The body can learn from an artistic practice. It catalogues the sensations related to making—the feeling of materials between fingers, of smooth surfaces or rough edges on skin. It gathers intuitive knowledge of forming and shaping—how much to push or bend, how to perforate materials, or how to join them together. Artworks can be guides, like wall-mounted mirrors in a weight room, motivating progress and reflecting difficulty or achievement. Completed elements become affirmations, serving as evidence or representations of physical or emotional feats.
Burrard Arts Foundation presents Returning Tenderly Triumphant by North Vancouver-based artist Parvin Peivandi. A culmination of her summer studio residency at BAF, the exhibition consists of a suite of new sculptural works that combine seemingly opposed materials, fusing worn found textiles with sharp metal sheeting and brightly pigmented beeswax.
Peivandi works to find analogy between the human body and these materials. She relates strongly to the tribal rugs that she has collected from many trips to Iran over the past decade, transported throughout the years to her various studios in Chicago and in the Vancouver area. These woven textiles hold cultural codes, of nomadic life in Iran and, more broadly, of women’s skill and struggle. They reflect Peivandi’s own experiences of travel and immigration, of moving away from traditional society into unfamiliar and often discomforting terrain.
The textiles press against, support and are supported by steel forms—a more aggressive material with architectural and military associations. For Peivandi, the steel represents fear and superiority. As a woman in Iran, she was denied access to metalworking, and now works to reclaim it—to create a closeness between her body and the metal, a harmony between fabric and steel. Each angular plate has been shaped and folded by her own hands and exertion.

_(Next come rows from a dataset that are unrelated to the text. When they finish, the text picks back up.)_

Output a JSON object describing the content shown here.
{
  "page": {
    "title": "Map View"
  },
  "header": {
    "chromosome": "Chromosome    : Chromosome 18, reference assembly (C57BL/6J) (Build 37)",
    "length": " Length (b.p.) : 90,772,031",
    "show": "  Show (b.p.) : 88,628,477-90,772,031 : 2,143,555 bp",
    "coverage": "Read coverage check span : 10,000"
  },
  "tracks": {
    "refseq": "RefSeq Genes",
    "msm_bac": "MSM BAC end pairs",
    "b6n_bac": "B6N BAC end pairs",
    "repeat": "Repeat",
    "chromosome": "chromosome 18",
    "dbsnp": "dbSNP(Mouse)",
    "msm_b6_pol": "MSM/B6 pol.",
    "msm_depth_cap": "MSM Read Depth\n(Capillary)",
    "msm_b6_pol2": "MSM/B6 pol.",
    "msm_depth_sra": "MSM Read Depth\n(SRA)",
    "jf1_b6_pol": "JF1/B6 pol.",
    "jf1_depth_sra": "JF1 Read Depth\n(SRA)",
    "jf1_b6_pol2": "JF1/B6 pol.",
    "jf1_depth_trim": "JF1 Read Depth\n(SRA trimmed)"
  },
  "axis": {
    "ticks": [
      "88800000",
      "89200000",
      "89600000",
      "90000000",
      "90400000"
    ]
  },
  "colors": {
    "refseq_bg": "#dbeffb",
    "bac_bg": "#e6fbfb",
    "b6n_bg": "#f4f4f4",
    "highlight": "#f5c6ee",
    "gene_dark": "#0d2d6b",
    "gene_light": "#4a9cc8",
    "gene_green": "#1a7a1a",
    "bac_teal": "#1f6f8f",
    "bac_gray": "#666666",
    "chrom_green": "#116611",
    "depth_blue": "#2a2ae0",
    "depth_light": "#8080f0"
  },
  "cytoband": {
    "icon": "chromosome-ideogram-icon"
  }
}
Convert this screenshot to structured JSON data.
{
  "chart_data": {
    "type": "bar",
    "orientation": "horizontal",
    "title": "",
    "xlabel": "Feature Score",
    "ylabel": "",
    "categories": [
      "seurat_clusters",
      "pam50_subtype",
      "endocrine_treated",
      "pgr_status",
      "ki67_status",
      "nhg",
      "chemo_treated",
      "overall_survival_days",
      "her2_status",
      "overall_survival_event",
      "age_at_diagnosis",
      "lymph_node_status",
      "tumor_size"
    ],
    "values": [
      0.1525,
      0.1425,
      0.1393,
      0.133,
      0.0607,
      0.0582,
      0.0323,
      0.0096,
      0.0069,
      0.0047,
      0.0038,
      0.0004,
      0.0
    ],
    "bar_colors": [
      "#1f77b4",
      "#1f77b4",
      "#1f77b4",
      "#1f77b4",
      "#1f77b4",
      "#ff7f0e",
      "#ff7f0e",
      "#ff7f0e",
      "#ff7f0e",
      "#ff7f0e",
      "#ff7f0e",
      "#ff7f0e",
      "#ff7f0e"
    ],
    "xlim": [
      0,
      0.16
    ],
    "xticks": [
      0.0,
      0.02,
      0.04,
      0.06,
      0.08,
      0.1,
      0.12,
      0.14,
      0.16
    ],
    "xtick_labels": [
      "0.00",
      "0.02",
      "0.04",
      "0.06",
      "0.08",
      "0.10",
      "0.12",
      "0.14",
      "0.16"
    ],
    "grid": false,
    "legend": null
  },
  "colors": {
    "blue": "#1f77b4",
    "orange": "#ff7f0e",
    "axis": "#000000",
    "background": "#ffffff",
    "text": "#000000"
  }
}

Through her practice, by working to establish a link between the body and these works, Peivandi creates common ground between her own body and the body of the individual. Embracing ideas of the body as object, the sculptures in Returning Tenderly Triumphant acknowledge the precarity of individual lives, in particular the lives of people from the Middle East. Through the intensity of Peivandi’s personal investment, however, the works champion grit and tenacity, each one representing a measurable triumph.